Contents


  1. Introduction
  2. Why do Zero Knowledge Proofs matter?
  3. Why are ZKPs slow and how do we make them fast?
  4. Hardware matters
  5. Conclusion

Introduction

Zero Knowledge cryptography is one of the most notable innovations in the last fifty years of computer science. Zero Knowledge Proofs (ZKPs) offer unique properties that make them essential components of various blockchain scaling and privacy solutions, including ZK rollups like StarkNet, private ZK rollups like Aztec, and Layer 1 chains like MinaFilecoin & Aleo.

ZKPs are slow and expensive to produce due to a large number of expensive math operations. However, with the usage of specialized hardware like Field Programmable Gate Arrays (FPGAs) and Application Specific Integrated Circuits (ASICs), they can be accelerated by 10-1000x.

As users seek more expressive, performant, and private computation, the complexity of the statements proven with ZKPs will increase.

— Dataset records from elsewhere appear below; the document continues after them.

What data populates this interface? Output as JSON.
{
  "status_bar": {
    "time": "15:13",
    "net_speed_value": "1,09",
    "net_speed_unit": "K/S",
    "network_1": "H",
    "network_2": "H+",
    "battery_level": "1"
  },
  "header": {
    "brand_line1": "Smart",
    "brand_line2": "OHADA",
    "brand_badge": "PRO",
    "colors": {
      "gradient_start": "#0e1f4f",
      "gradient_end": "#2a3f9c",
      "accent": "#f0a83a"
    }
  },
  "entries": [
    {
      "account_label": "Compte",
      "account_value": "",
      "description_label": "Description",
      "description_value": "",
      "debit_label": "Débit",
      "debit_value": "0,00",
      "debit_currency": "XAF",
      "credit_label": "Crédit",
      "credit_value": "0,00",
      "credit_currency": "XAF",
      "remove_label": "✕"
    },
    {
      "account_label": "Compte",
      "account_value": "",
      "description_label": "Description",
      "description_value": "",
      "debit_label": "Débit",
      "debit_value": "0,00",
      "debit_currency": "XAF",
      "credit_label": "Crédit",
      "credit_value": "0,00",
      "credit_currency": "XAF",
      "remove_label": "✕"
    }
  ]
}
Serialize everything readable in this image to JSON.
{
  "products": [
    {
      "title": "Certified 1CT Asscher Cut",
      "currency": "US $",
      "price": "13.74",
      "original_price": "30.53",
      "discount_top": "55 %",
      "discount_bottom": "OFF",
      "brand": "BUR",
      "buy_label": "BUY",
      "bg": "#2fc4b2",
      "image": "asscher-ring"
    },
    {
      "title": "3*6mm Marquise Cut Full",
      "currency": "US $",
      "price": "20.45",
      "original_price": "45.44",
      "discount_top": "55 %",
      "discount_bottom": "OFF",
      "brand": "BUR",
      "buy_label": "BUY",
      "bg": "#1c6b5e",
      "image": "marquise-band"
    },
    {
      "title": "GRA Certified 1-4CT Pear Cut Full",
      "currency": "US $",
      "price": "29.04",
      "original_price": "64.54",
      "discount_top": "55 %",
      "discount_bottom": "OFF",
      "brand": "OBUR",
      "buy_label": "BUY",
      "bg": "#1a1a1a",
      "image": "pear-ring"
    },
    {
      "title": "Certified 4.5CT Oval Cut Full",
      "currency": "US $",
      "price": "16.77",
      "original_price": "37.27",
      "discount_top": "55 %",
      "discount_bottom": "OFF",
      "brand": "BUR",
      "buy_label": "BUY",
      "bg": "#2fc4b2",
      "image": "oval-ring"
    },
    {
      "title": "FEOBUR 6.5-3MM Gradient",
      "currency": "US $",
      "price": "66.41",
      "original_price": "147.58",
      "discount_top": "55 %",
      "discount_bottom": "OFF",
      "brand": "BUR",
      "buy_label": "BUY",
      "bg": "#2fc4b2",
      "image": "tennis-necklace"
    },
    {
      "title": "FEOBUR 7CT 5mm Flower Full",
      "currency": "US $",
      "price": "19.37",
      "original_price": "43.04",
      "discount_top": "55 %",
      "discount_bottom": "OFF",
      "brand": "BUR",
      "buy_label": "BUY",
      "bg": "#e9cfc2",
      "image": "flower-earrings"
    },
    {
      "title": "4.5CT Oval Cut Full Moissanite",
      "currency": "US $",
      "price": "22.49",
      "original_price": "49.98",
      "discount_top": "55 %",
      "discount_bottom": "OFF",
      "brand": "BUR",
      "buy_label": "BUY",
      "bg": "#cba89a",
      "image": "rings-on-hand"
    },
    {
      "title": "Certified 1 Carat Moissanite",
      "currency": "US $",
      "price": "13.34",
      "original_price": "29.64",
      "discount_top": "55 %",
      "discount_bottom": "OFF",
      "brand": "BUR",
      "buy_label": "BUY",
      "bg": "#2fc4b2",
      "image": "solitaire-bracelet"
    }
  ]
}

This will result in slower proof generation, necessitating the use of specialized hardware so that proofs can be produced in a timely manner.

The operators of the hardware will need to be compensated for their work, similar to Bitcoin miners. Eventually, a full ZK mining and proving industry will manifest, starting with hobbyists generating proofs in their CPUs, then GPUs, then FPGAs. In contrast to Bitcoin, we anticipate that ASICs could take a long time to see adoption, if ever.

Why do Zero Knowledge Proofs matter?

Zero Knowledge Proofs have two main use cases.

Outsourced Verifiable Computation

Assume you have some computation that is expensive or impossible to run due to constraints of the platform you are using (e.g. your laptop, a Raspberry Pi, or even Ethereum).

Instead of running the computation on your platform, you must run it on a third-party service that can return to you the output of the computation quickly and cheaply (e.g. an AWS Lambda function, or an oracle service like Chainlink).

Normally, you would need to trust that the computation has been executed correctly, allowing the provider to output an invalid result, with potentially catastrophic consequences.

ZKPs allow a third party provider to also output a proof of computational integrity which guarantees the output you received is correct.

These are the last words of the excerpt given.